RABBIT HOLE is an earnest but workman-like film about grief, adapted for the screen by playwright David Lindsay-Abaire (INKHEART) and directed in an uncharacteristically conservative manner by John Cameron Mitchell of HEDWIG AND THE ANGRY INCH and SHORTBUS fame. The overall effect is of a sensitive and well-acted TV movie - worth watching but curiously unmemorable.
The movie stars Nicole Kidman and Aaron Eckhart as an affluent, suburban couple grieving for their son who was killed in a car accident eight months before the movie began. Grief tests their marriage. The wife reacts by clearing out her son's possessions, opting out of group, wanting to move house and, perhaps, most disturbingly, by striking up a friendship with her the preternaturally sensitive teen who was driving the car in the accident. The husband seems to be much more open about his grief and rage and feels frustrated by his wife's secretive and volatile behaviour - almost tempted into an affair but with the fortitude to bend toward his wife one last time.

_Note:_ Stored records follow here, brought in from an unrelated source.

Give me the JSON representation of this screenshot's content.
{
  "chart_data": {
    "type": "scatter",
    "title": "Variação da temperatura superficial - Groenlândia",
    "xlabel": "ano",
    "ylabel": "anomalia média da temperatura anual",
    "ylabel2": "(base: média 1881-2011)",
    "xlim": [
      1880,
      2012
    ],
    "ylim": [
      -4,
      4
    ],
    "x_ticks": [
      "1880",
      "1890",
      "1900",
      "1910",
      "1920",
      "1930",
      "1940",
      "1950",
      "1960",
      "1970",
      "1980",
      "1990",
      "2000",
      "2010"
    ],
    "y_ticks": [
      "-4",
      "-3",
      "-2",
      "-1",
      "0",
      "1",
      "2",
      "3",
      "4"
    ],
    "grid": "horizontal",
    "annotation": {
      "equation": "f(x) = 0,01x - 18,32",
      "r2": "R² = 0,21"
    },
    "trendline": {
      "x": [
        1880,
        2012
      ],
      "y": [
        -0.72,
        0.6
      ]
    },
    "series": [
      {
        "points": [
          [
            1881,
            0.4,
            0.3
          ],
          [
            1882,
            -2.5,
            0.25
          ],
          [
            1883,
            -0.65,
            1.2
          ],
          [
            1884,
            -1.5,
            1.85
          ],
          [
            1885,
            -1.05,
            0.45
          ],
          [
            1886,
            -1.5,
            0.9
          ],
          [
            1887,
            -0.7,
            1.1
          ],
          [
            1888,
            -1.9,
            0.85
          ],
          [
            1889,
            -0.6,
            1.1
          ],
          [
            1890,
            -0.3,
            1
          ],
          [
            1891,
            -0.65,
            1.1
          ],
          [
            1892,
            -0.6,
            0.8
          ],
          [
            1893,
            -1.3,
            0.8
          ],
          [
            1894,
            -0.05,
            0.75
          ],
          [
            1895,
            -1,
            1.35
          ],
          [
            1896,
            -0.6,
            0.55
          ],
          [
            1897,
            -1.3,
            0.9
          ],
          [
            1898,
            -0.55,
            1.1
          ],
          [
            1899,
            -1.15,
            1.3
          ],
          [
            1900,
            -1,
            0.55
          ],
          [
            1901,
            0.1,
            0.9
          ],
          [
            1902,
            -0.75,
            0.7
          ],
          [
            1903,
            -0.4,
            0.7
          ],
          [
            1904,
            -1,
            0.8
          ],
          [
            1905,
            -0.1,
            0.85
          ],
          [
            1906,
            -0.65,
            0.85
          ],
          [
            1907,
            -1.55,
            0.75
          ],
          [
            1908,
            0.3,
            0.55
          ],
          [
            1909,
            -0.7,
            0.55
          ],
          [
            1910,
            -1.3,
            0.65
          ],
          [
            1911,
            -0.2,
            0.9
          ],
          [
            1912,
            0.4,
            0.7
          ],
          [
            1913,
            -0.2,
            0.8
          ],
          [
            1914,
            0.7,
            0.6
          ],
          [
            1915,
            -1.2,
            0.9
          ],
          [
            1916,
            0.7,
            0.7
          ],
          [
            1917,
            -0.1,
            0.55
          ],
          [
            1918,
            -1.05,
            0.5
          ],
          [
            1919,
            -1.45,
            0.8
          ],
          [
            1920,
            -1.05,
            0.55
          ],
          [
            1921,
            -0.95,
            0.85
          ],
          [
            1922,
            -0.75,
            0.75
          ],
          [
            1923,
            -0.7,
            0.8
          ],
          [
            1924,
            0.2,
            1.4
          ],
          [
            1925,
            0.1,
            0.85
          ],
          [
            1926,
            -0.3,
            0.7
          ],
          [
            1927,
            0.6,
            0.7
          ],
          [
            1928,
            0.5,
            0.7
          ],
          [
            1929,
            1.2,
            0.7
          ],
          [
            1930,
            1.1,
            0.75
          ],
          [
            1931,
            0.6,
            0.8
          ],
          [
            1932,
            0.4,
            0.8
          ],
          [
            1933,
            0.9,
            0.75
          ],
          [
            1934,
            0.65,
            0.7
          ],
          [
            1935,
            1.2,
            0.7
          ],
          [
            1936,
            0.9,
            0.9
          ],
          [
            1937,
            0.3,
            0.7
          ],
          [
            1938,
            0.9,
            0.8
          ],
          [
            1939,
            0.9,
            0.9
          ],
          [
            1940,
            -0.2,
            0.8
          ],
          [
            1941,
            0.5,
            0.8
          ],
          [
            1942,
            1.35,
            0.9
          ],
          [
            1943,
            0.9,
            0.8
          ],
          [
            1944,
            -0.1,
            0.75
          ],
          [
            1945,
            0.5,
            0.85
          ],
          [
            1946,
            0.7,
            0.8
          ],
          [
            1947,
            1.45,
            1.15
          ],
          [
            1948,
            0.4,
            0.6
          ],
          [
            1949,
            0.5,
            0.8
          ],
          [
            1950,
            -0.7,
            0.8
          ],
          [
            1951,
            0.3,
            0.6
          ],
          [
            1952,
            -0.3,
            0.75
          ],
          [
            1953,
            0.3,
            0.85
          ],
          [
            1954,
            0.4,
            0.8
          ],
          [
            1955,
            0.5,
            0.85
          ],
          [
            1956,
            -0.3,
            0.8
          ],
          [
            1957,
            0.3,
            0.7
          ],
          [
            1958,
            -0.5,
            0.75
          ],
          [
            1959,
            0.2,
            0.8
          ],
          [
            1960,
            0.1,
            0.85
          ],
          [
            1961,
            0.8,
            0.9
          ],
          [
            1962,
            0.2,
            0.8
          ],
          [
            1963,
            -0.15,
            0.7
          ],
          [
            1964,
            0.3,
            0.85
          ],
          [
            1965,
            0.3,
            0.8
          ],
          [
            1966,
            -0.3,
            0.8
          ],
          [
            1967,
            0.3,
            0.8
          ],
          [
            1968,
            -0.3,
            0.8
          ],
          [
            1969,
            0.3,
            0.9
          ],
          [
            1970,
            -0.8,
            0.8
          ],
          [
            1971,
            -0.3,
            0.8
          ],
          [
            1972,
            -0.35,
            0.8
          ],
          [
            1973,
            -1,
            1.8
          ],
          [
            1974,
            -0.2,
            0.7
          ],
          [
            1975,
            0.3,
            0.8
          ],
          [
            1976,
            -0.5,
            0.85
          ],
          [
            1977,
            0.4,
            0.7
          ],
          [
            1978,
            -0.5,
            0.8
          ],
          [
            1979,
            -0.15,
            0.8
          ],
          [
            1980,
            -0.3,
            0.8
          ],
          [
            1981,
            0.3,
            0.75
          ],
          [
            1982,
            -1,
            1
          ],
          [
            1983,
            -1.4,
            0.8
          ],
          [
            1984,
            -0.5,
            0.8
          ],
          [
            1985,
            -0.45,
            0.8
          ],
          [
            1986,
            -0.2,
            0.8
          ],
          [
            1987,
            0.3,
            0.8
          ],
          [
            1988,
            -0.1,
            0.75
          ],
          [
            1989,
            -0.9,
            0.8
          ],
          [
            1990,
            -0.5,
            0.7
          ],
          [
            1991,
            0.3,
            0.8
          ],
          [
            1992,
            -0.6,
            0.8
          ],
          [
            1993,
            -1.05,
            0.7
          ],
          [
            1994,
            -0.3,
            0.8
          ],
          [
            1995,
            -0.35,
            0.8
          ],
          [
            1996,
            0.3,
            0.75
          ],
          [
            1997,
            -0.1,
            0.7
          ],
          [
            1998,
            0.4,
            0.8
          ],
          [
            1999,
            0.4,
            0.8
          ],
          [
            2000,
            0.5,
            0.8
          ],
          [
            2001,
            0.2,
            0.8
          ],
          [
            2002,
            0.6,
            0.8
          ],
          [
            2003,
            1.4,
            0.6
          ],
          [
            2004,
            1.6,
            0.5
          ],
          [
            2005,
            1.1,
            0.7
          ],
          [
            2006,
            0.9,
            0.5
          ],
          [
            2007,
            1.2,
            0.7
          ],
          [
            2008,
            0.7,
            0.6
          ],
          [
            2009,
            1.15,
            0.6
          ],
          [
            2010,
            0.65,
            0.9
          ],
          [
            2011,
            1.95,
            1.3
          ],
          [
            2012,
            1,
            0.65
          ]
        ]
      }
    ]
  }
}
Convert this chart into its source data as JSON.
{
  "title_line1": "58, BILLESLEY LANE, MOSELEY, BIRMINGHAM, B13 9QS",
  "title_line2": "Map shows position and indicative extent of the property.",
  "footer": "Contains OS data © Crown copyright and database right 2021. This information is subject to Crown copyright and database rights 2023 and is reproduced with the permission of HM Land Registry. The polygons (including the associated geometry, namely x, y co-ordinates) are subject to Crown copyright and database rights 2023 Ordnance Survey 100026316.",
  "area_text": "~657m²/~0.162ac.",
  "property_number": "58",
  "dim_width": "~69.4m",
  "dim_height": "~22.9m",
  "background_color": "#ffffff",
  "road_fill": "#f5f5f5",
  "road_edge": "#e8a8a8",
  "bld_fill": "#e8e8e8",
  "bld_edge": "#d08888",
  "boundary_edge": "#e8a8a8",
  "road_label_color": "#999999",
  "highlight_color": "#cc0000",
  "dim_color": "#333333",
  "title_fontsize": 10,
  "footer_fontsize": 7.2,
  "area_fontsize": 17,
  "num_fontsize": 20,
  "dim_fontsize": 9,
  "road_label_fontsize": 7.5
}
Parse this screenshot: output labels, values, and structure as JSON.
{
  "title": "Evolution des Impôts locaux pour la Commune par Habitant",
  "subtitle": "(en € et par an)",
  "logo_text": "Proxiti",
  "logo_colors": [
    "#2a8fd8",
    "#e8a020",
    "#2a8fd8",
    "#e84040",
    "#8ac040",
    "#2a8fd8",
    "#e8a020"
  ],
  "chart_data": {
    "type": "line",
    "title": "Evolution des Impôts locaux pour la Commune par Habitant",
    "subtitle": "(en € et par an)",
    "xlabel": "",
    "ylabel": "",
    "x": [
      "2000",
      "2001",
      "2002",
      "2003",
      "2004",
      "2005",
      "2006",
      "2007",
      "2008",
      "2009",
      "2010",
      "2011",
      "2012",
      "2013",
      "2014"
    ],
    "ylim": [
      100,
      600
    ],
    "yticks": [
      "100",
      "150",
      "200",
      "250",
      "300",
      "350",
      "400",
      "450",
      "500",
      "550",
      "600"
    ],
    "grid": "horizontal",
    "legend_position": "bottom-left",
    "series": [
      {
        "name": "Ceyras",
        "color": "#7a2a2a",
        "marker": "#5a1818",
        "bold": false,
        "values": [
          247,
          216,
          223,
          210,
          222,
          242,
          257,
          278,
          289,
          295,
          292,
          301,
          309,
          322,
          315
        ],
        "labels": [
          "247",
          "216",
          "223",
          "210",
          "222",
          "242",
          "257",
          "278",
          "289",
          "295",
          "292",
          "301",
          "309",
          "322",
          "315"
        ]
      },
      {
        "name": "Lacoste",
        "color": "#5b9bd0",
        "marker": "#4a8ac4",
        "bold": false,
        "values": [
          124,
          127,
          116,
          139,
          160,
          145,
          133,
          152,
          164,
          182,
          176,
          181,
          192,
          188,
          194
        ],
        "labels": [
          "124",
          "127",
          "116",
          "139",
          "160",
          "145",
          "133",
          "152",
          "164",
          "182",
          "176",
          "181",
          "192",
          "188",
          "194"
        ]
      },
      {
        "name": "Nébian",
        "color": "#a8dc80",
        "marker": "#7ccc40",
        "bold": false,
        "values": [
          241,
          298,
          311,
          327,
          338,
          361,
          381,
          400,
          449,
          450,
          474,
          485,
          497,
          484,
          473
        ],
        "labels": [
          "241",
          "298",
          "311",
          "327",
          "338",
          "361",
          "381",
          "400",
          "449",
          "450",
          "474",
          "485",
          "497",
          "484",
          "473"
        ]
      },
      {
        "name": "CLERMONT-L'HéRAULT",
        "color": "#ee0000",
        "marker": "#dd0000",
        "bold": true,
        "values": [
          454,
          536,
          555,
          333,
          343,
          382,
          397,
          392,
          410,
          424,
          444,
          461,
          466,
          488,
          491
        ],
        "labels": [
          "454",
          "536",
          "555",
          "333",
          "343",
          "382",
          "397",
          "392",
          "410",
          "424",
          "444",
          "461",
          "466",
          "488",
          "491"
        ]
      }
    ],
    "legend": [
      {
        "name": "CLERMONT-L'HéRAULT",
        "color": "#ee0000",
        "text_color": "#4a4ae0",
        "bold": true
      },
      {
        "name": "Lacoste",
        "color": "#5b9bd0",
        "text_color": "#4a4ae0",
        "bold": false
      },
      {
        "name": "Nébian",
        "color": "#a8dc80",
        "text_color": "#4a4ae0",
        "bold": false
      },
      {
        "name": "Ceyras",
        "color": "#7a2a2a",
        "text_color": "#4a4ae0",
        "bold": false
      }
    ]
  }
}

Kidman got the plaudits for her performance - including an Oscar nomination - and she is just fine in her role - particularly good in a scene where she secretly returns to the City hoping to find the life she left behind only to realise it has left HER behind. But her complete shut-down restraint - very well calibrated - makes for a sterile hole at the centre of the film, and I'm not sure the film survives it. This isn't helped by the rather flat, uninteresting work behind the screen from John Cameron Mitchell and his regular DP Frank DeMarco using a RedOne. What saves the film is Aaron Eckhart in what is probably his best performance to date. He manages to combine great sensitivity and humour - and in the key cathartic scene he never trips into hysterical melodrama but keeps it authentic. It's a less showy performance as a result, and perhaps went overlooked for that reason, but it's completely emotionally devastating.
RABBIT HOLE played Toronto 2010 and was released last year in Canada and the USA. It was released earlier this year in Sweden, Russia, Denmark, Ireland, the UK, Greece, Italy, Australia, Singapore, Finland, Serbia, Croatia, the Netherlands, Belgium, France, Turkey, Poland, Brazil, Indonesia and Argentina. It is available to rent and own. Nicole Kidman was nominated for Best Actress at the 2011 Oscars but lost to Natalie Portman for BLACK SWAN.